10 In Damascus there was a disciple named Ananias. The Lord called to him in a vision, “Ananias!” “Yes, Lord,” he answered. 11 The Lord told him, “Go to the house of Judas on Straight Street and ask for a man from Tarsus named Saul, for he is praying. 12 In a vision he has seen a man named Ananias come and place his hands on him to restore his sight.” 13 “Lord,” Ananias answered, “I have heard many reports about this man and all the harm he has done to your holy people in Jerusalem. 14 And he has come here with authority from the chief priests to arrest all who call on your name.” 15 But the Lord said to Ananias, “Go! This man is my chosen instrument to proclaim my name to the Gentiles and their kings and to the people of Israel. 16 I will show him how much he must suffer for my name.” 17 Then Ananias went to the house and entered it. Placing his hands on Saul, he said, “Brother Saul, the Lord—Jesus, who appeared to you on the road as you were coming here—has sent me so that you may see again and be filled with the Holy Spirit.” 18 Immediately, something like scales fell from Saul’s eyes, and he could see again. He got up and was baptized, 19 and after taking some food, he regained his strength. Saul spent several days with the disciples in Damascus. 20 At once he began to preach in the synagogues that Jesus is the Son of God. 21 All those who heard him were astonished and asked, “Isn’t he the man who raised havoc in Jerusalem among those who call on this name? And hasn’t he come here to take them as prisoners to the chief priests?” 22 Yet Saul grew more and more powerful and baffled the Jews living in Damascus by proving that Jesus is the Messiah.
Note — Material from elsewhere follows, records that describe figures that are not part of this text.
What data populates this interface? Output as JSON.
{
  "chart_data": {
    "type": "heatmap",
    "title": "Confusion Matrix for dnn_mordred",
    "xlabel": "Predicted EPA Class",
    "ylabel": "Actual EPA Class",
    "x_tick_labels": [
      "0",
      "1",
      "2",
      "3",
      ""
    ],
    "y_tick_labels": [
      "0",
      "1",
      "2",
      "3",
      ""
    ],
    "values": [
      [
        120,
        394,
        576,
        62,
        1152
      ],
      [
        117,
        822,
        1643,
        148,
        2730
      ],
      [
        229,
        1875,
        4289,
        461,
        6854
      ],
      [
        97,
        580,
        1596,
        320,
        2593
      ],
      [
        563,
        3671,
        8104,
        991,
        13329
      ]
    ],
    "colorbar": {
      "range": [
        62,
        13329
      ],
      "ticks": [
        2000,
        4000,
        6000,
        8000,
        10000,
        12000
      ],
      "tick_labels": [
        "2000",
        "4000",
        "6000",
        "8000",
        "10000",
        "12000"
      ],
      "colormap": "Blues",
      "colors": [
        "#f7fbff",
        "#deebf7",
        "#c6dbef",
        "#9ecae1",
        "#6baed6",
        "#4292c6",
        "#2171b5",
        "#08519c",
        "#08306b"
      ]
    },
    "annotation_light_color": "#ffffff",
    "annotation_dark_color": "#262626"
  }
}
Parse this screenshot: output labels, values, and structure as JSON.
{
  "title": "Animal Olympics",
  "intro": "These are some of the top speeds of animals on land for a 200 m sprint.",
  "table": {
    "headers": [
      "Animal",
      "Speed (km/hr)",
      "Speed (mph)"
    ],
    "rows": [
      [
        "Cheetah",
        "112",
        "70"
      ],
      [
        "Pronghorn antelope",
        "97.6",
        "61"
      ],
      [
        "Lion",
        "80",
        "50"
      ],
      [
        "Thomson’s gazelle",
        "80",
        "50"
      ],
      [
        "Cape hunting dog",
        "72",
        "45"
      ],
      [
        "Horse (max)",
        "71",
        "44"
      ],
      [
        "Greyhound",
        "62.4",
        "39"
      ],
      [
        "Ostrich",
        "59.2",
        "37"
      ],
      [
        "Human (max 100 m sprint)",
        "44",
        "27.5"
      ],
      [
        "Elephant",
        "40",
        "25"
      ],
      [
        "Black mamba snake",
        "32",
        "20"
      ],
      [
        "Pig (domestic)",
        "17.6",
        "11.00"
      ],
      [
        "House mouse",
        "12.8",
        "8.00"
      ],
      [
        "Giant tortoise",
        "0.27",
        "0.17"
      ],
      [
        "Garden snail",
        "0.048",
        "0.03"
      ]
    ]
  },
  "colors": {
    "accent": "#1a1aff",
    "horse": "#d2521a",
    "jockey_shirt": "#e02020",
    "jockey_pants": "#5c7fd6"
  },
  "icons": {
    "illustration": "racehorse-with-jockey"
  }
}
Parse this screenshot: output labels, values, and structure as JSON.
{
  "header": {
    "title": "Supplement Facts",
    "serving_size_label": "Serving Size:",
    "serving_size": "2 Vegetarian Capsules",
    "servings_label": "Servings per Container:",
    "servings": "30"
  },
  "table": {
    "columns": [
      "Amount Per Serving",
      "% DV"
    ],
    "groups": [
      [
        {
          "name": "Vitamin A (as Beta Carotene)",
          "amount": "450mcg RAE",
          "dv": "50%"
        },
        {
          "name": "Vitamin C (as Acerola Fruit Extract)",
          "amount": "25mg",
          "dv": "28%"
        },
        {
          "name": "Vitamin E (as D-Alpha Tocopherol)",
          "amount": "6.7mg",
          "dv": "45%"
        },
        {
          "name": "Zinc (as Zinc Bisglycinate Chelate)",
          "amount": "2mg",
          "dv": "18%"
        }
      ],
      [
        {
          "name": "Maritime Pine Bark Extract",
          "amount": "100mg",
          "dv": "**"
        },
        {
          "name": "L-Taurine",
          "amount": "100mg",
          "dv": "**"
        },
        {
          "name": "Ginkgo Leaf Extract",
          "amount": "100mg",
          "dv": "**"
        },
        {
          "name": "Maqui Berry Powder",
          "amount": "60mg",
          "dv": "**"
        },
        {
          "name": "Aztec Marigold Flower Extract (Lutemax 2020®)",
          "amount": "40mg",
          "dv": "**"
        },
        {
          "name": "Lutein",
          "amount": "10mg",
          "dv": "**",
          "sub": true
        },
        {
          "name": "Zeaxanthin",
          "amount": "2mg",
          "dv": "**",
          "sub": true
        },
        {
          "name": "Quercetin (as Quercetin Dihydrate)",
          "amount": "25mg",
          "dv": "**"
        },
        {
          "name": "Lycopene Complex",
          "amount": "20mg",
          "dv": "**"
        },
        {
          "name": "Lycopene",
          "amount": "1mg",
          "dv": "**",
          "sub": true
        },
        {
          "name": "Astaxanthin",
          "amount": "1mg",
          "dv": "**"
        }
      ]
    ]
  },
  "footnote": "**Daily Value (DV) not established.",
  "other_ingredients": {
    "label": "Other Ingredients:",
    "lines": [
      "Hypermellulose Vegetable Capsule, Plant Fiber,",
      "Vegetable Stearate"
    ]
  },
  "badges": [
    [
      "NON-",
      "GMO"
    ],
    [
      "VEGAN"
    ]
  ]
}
As Ananias left the place he was in and walked towards Straight Street, he would no doubt have looked liked anybody else going about their business. But I’m sure that in spite of God’s encouragement, Ananias’ heart was beating fast, his mouth dry, and his palms sweaty as he arrived at Judas’ house and asked for a man from Tarsus named Saul. Quite probably every fibre of his being was telling him to run!
How amazing then that the first thing Ananias does is to place his hands on Saul, and the first two words he says to this man who has been murdering followers of Jesus are, ‘Brother Saul.’ Ananias calls Saul by name, and he calls him brother. Ananias chooses to draw near, in obedience to God, when every natural instinct would be to run away.
I love that in his obedience, Ananias represents God, reaching out and drawing near even as we are at our worst. God, help me to be courageously obedient, and I trust that as I do so you will be gloriously on display. Amen.